La “SORPRESA” del SUPPLI’, il re dello Street Food romano

Per i romani è la cosa più naturale del mondo andare a "farsi due supplì", ma fuori dall'Urbe è quasi impossibile trovarlo. Questa è la sua ricetta DOC


Il SUPPLI’ è lo street food romano per eccellenza, una crocchetta di riso ovale, sugo degli involtini, mozzarella e panatura per una perfetta frittura. Ma perché si chiama così? Si racconta che il nome derivi dal francese surprise. A quanto pare, un soldato francese definì la mozzarella nascosta dentro una vera “sorpresa!”.


La “SORPRESA” del SUPPLI’, il re dello Street Food romano

Non c’è rosticceria, pizza a taglio, trattoria, pizzeria che a Roma non proponga il supplì nel suo menù. Nei ristoranti della capitale accompagna quasi sempre pizza e birra, oppure si mangia per strada avvolto nella carta marrone del pane che assorbe bene l’unto. Per i romani è la cosa più naturale del mondo andare a “farsi due supplì”, ma non sanno che fuori dall’Urbe è quasi impossibile trovarlo, anche perchè spesso è confuso con le cugine siciliane, le arancine.

# Ma andiamo con ordine. Come si fa il vero suppli?

La regina della cucina tradizionale, Ada Boni, nel suo Talismano della Felicità, lo definisce “Una crocchetta di riso cotto e condito, legato con uova, che viene riempita con pezzetti di carne al sugo e di dadini di mozzarella, poi passate nel pangrattato e fritte”. Nulla di più semplice… e nulla di più complicato! Perché il supplì per essere perfetto deve rispettare tre caratteristiche fondamentali: la qualità della panatura, che deve essere croccante e unta al punto giusto, la cottura del riso, che non deve essere bagnato con acqua o brodo ma cotto solo e esclusivamente nel sugo degli involtini di carne, un cuore di mozzarella filante. Chiedetelo a chi a Roma di supplì ne frigge decine al giorno da generazioni, la cuoca di Checco Er Carrattiere a Trastevere e non è un caso che il supplì di questa trattoria sia stato premiato come il miglior della capitale nella trasmissione Food Advisor da Simone Rugiati.

# La storia di questa deliziosa crocchetta allungata di riso



Nonostante il supplì sia uno dei simboli della romanità in cucina, il nome ha origini tutt’altro che trasteverine. Secondo una leggenda deriverebbe dalla trasformazione del termine francese “surprise”, sorpresa, e sarebbe un retaggio dell’occupazione napoleonica di fine Settecento. Il merito del nome sarebbe da dare ai soldati francesi che avevano cominciato a chiamare così la specialità romana perché svelava la “sorpresa” del suo contenuto solo dopo il primo morso.

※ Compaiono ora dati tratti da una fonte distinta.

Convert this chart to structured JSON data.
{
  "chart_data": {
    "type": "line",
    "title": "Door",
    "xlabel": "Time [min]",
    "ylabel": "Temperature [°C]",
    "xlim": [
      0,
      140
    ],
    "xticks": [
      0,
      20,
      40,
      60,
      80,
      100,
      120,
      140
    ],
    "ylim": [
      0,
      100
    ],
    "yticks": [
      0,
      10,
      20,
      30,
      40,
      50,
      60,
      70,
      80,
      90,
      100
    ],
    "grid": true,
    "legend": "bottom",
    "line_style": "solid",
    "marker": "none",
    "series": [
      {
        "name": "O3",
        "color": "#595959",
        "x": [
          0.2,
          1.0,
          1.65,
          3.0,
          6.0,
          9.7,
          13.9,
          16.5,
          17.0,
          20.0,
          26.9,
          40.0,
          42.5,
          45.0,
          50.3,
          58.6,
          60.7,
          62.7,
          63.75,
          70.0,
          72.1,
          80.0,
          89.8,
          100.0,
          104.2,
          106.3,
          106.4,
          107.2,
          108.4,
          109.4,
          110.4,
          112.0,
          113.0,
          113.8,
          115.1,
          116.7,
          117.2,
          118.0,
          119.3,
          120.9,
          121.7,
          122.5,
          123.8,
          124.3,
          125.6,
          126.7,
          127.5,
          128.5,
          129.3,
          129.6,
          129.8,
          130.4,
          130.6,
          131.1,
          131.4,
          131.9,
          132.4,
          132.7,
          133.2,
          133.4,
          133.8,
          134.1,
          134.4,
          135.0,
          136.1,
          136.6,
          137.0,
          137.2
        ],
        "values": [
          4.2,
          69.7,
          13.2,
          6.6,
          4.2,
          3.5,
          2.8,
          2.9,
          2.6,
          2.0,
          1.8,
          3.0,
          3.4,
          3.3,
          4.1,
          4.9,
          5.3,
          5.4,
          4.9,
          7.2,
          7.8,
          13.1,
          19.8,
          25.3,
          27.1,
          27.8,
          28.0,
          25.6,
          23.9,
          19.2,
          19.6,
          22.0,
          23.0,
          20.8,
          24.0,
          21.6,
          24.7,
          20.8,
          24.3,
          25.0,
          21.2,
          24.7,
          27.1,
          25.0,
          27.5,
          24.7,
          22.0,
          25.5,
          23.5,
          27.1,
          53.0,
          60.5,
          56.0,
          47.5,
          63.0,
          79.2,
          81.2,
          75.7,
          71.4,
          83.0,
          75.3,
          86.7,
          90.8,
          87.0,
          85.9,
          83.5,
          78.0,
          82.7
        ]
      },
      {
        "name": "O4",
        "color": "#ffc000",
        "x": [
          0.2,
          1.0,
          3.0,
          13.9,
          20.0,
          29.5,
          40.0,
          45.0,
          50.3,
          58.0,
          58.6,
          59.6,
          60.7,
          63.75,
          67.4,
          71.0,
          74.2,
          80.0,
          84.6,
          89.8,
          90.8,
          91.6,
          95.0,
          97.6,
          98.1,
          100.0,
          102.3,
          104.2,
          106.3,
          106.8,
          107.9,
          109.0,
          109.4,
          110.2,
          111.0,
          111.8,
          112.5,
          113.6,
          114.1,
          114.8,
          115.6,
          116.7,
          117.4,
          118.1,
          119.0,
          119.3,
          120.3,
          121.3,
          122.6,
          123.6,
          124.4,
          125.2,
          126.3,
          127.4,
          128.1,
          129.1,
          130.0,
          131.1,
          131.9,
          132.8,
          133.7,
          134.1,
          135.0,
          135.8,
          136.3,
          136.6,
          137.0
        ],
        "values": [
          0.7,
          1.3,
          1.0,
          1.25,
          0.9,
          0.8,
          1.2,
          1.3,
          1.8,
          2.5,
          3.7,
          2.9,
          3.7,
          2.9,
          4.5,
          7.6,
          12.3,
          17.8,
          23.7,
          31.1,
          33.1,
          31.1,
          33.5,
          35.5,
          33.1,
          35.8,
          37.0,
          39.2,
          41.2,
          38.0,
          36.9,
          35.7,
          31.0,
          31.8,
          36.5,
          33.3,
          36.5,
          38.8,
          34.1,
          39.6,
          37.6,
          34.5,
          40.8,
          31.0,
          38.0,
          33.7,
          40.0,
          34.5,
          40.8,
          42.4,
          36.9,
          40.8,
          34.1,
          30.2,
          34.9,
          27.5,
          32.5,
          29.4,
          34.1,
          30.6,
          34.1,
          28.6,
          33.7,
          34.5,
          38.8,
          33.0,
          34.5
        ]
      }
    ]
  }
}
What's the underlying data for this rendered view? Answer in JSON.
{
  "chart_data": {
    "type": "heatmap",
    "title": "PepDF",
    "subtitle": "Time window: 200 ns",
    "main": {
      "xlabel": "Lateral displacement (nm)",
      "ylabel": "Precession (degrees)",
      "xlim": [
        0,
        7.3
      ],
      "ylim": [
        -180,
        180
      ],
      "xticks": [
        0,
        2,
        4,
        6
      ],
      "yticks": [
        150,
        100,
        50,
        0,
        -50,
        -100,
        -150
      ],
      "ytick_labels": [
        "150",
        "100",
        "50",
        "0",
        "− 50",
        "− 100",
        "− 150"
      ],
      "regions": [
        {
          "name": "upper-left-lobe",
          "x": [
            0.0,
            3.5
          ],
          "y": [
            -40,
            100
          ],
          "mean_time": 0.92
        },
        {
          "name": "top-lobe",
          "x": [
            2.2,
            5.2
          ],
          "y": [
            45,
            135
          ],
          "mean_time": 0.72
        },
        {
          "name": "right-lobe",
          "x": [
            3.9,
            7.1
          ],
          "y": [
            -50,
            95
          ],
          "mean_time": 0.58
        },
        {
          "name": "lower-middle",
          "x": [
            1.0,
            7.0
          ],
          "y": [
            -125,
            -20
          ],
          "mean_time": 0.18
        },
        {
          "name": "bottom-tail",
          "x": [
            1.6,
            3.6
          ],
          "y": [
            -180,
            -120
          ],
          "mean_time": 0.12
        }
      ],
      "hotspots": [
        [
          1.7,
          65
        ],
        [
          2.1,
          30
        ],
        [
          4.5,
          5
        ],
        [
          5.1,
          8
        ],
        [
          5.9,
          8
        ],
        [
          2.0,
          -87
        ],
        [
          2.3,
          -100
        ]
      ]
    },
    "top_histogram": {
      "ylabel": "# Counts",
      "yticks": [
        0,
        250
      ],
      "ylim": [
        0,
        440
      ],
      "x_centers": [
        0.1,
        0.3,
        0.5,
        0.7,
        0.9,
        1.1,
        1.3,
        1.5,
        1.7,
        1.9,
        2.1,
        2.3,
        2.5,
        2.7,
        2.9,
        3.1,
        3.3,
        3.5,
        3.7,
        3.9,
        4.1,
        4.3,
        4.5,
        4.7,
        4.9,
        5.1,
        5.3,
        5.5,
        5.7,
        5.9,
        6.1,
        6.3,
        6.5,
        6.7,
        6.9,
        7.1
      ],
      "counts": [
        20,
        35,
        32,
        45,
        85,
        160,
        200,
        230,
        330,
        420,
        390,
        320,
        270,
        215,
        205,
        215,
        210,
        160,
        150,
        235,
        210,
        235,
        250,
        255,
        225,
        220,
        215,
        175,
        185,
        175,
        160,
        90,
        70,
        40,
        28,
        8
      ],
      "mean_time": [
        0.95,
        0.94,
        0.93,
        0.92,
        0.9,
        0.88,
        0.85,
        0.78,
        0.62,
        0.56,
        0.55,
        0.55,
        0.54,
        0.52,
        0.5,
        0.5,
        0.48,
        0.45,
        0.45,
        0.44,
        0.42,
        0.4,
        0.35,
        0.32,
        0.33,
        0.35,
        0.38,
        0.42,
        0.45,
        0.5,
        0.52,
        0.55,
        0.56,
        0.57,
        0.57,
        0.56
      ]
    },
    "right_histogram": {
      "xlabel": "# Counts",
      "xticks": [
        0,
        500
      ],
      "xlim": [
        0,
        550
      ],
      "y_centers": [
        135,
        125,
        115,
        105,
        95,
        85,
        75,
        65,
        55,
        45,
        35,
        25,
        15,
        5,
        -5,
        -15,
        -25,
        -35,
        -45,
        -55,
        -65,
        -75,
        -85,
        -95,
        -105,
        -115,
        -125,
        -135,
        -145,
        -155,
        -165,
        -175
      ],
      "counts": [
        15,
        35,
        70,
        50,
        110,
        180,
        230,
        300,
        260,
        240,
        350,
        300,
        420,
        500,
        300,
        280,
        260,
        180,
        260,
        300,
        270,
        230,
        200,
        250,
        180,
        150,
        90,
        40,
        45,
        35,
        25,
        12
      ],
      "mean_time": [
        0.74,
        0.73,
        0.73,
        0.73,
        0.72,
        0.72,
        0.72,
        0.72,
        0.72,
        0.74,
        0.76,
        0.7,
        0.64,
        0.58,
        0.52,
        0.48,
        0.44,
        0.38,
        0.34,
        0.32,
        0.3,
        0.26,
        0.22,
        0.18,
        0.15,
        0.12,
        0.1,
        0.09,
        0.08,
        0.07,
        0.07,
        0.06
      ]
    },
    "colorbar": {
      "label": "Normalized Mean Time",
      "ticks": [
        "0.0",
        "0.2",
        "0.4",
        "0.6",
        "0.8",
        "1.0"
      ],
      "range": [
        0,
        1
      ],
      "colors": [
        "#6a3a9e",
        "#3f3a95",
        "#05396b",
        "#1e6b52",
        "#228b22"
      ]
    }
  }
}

Il termine surprise è entrato velocemente nel vocabolario cittadino che in poco tempo lo ha trasformato in una versione più pittoresca, così surprisa è diventato supprisa poi supprì e infine supplì. L’origine transalpina non è l’unica curiosità legata al nome. La tradizione vuole che la dicitura completa di questa tipica pietanza da rosticceria sia “supplì al telefono“.

Quando si divide il fritto a metà per mangiarlo, la mozzarella che è all’interno crea un “filo” come quello che unisce la cornetta al telefono. In origine i supplì venivano venduti per strada. I venditori ambulanti giravano per i vicoli con una “caldara” colma d’olio e li preparavano al momento per servirli caldi. Si tratta, quindi, di uno dei più antichi street food su piazza. La prima testimonianza scritta del supplì è datata 1874 e fa la sua comparsa nel menù della Trattoria della Lepre in Via dei Condotti.